EWTN broadcasts the Rosary every day...does following along at home take away form the 'sacredness' of finding like-minded people to do this in-person...or at all for that matter?
Indeed, many of us pray the Our Father from memory...but we learned it from 'sacred texts.' Should we NOT recite from memory?
I recall reading/hearing from a priest, that one needn't say the Rosary in one, uninterrupted sitting. Yes, that is preferable. But if it's a tossup between, not saying the Rosary and, say, completing 3 decades on your way to work and leaving the remaining 2 as well as the closing prayers for after work, go for the Rosary broken up during the day.
I would agree, if you have a sacred text and an iPad, stick to the book. But eschewing innovations that remain loyal to Our Lord is a wrong approach. I think that's what Msg Pope is advocating here (perhaps unintentionally...he DOES blog) and he is usually spot-on. This time, however, I believe his guidance is incorrect.
He's talking about attainable advantages of being (when possible) text-based rather than digitally-based.
I often pray with Kindle in hand, but for me a BIG advantage of a written, paper text is that I am not tempted by (for instance) Free Republic!
1) I can either read the Liturgy of the Hoursfrom my phone, or not do it at all ... carrying the book around is a practical impossibility. For me. YMMV.
2) Far from profaning the Liturgy, I believe that my Divine Office app, Bible app, etc. have the effect of “sanctifying” my phone.
I love Msgr Pope, however I don’t see it mattering at all what you use to display the words of the prayers. When I use paper, I use Magnificat. Admittedly its an abbreviated version of the morning, evening and night office, and of course includes the full the mass daily. However, it is ‘right there’ and well organized. I don’t spend time determining what trumps what from the calendar, the Psalter, the commons, that is all maddening for a layman. I can see clergy knowing the value of it. I purchased the paper breviary and still have it. I just don’t use it.
When I’m praying the actual full blown office I use iBreviary, Old style font with the auto scroll set to 5. By doing so I pray, not flip ribbons and wonder (disturbing my peace) if I’m doing it right.
Its very easy to isolate one application from distractions; pore over your notifications settings for everything and only allow notifications from apps that are absolutely necessary.
Blessed Advent to All...
Sincere prayer is always good regardless of what devices are utilized.
Ditto to everything you said.
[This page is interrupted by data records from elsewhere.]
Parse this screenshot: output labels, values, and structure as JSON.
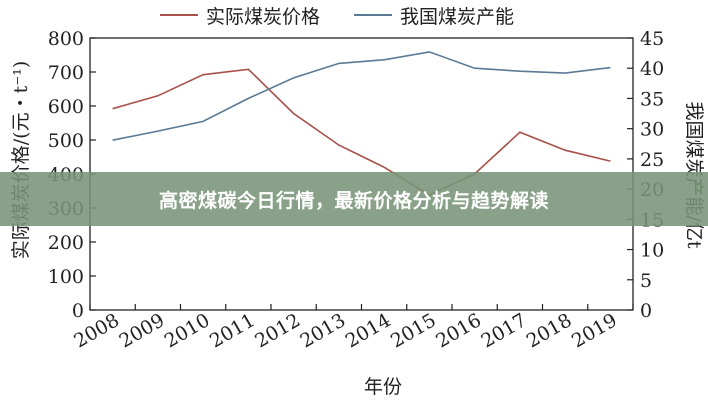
{
  "banner": {
    "text": "高密煤碳今日行情，最新价格分析与趋势解读"
  },
  "chart_data": {
    "type": "line",
    "categories": [
      "2008",
      "2009",
      "2010",
      "2011",
      "2012",
      "2013",
      "2014",
      "2015",
      "2016",
      "2017",
      "2018",
      "2019"
    ],
    "xlabel": "年份",
    "ylabel_left": "实际煤炭价格/(元・t⁻¹)",
    "ylabel_right": "我国煤炭产能/亿t",
    "ylim_left": [
      0,
      800
    ],
    "yticks_left": [
      0,
      100,
      200,
      300,
      400,
      500,
      600,
      700,
      800
    ],
    "ylim_right": [
      0,
      45
    ],
    "yticks_right": [
      0,
      5,
      10,
      15,
      20,
      25,
      30,
      35,
      40,
      45
    ],
    "legend_position": "top",
    "grid": false,
    "series": [
      {
        "name": "实际煤炭价格",
        "axis": "left",
        "color": "#a8504a",
        "values": [
          592,
          630,
          692,
          708,
          578,
          485,
          420,
          338,
          400,
          523,
          470,
          438
        ]
      },
      {
        "name": "我国煤炭产能",
        "axis": "right",
        "color": "#5a7a96",
        "values": [
          28.1,
          29.6,
          31.2,
          35.0,
          38.4,
          40.8,
          41.4,
          42.7,
          40.0,
          39.5,
          39.2,
          40.1
        ]
      }
    ]
  }
}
The Magnificat is perfect for a working man like me and makes the difference between having a prayerful prayer time, an anxiety-laden prayer time, or no prayer time at all. Besides, the magazine itself is beautiful to look at and hold in my hands (I use the leatherette slip-cover), and having a hard copy accommodates prayer cards and other prayers I want to say. In a clutch, I’ll use the electronic iBreviary app.
Magnificat is now an app (in addition to paper).
It seems to me that Catholics have always correctly understood prayer to be a “total body experience,” with postures and gestures and all.
But if the choice is pray with your “device” or not at all, the answer is clear.